Berbagai kebijakan telah dikeluarkan untuk mendukung penggunaan sediaan farmasi yang memanfaatkan bahan baku produksi dalam negeri, seperti Kepmenkes HK.01.07/MENKES/1333/2023 yang mengatur tentang Peningkatan Penggunaan Sediaan Farmasi dengan Bahan Baku Produksi dalam Negeri dan Kepmenkes HK.01.07/Menkes/163/2024 mengenai Etalase Konsolidasi pada Katalog Elektronik Sektoral Kementerian Kesehatan.
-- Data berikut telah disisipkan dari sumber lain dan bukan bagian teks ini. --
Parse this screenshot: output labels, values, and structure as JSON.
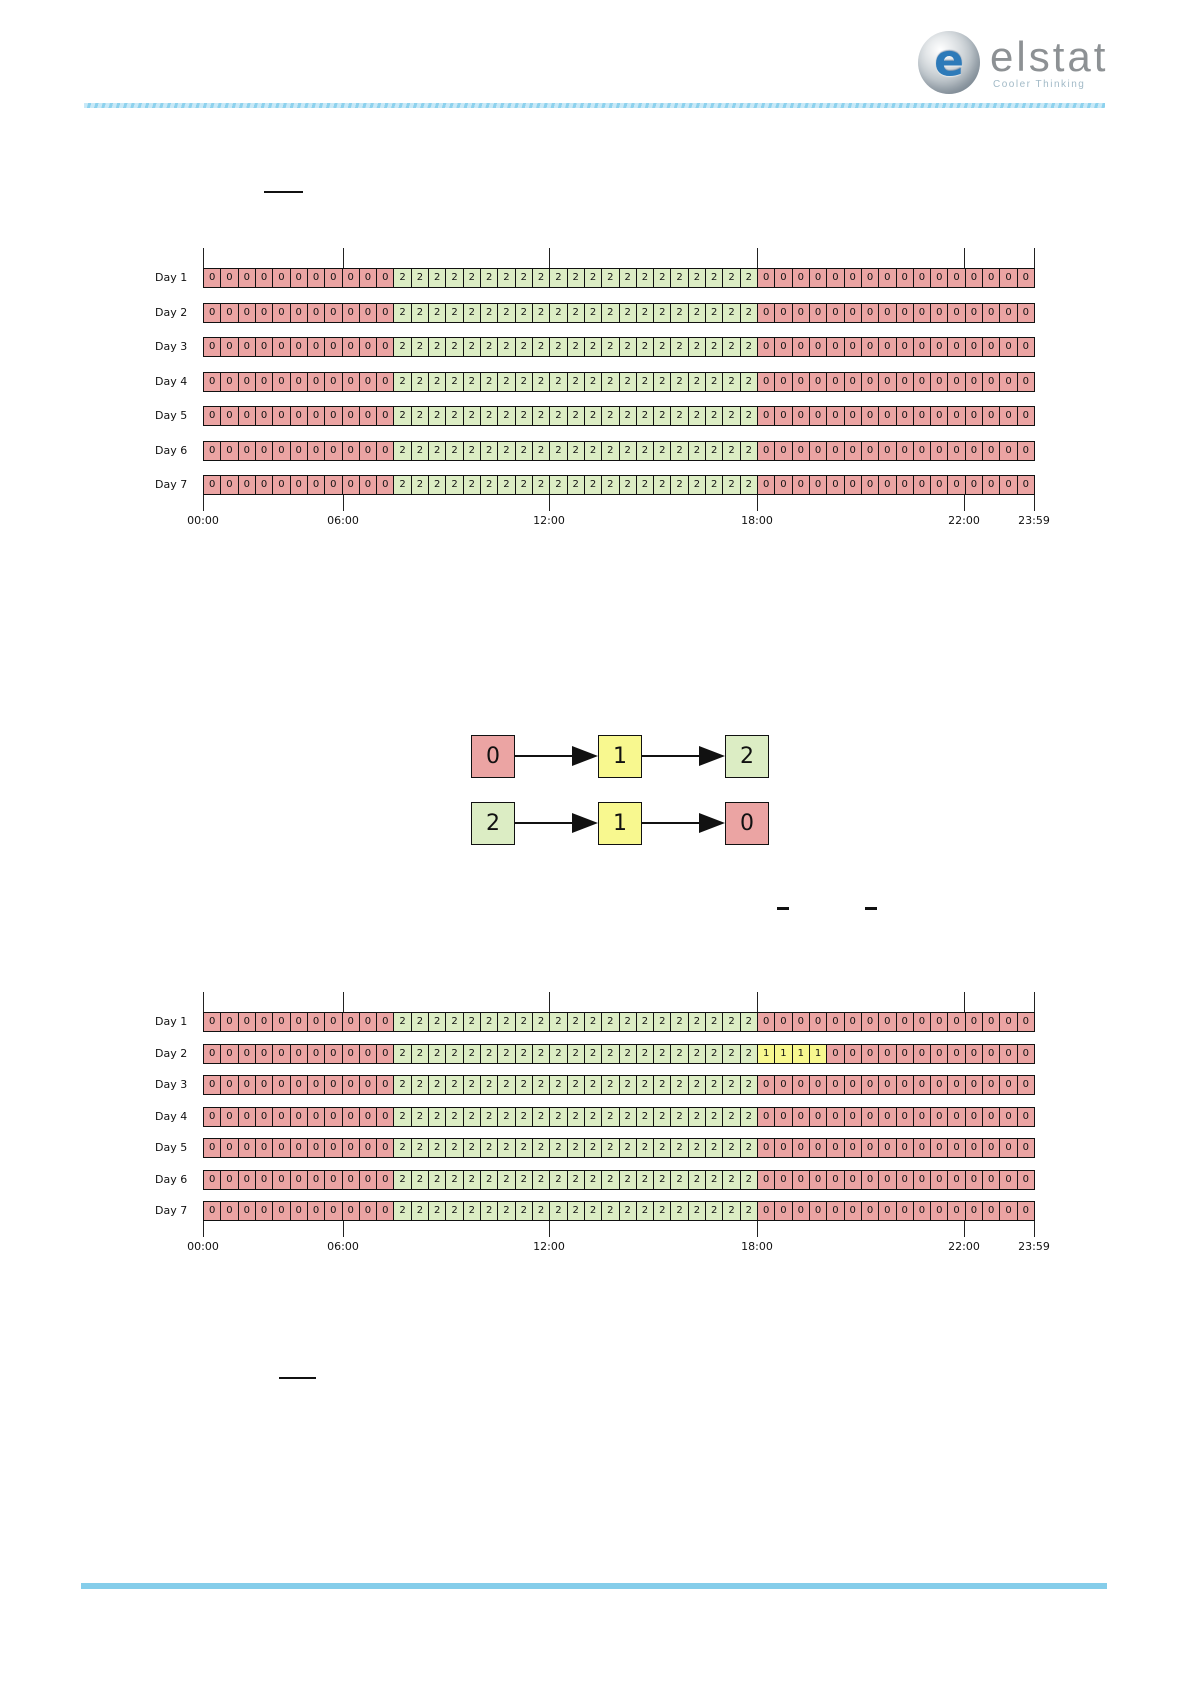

Di samping itu, terdapat kebijakan yang berkaitan dengan penyesuaian nilai klaim harga obat untuk program rujuk balik dan obat penyakit kronis. Kebijakan ini bertujuan agar, apabila terdapat daftar obat baru yang telah beralih ke sumber bahan baku obat dalam negeri dan memiliki nilai Tingkat Komponen Dalam Negeri (TKDN) yang tinggi, serta terdaftar sebagai obat klaim, maka Keputusan Menteri Kesehatan terkait dapat diperbarui untuk menyesuaikan harga klaimnya.
Kebijakan-kebijakan tersebut merupakan bentuk dukungan dari Pemerintah untuk mendorong peningkatan penggunaan dan jaminan pasar bagi bahan baku obat yang diproduksi di dalam negeri, jelas Rizka.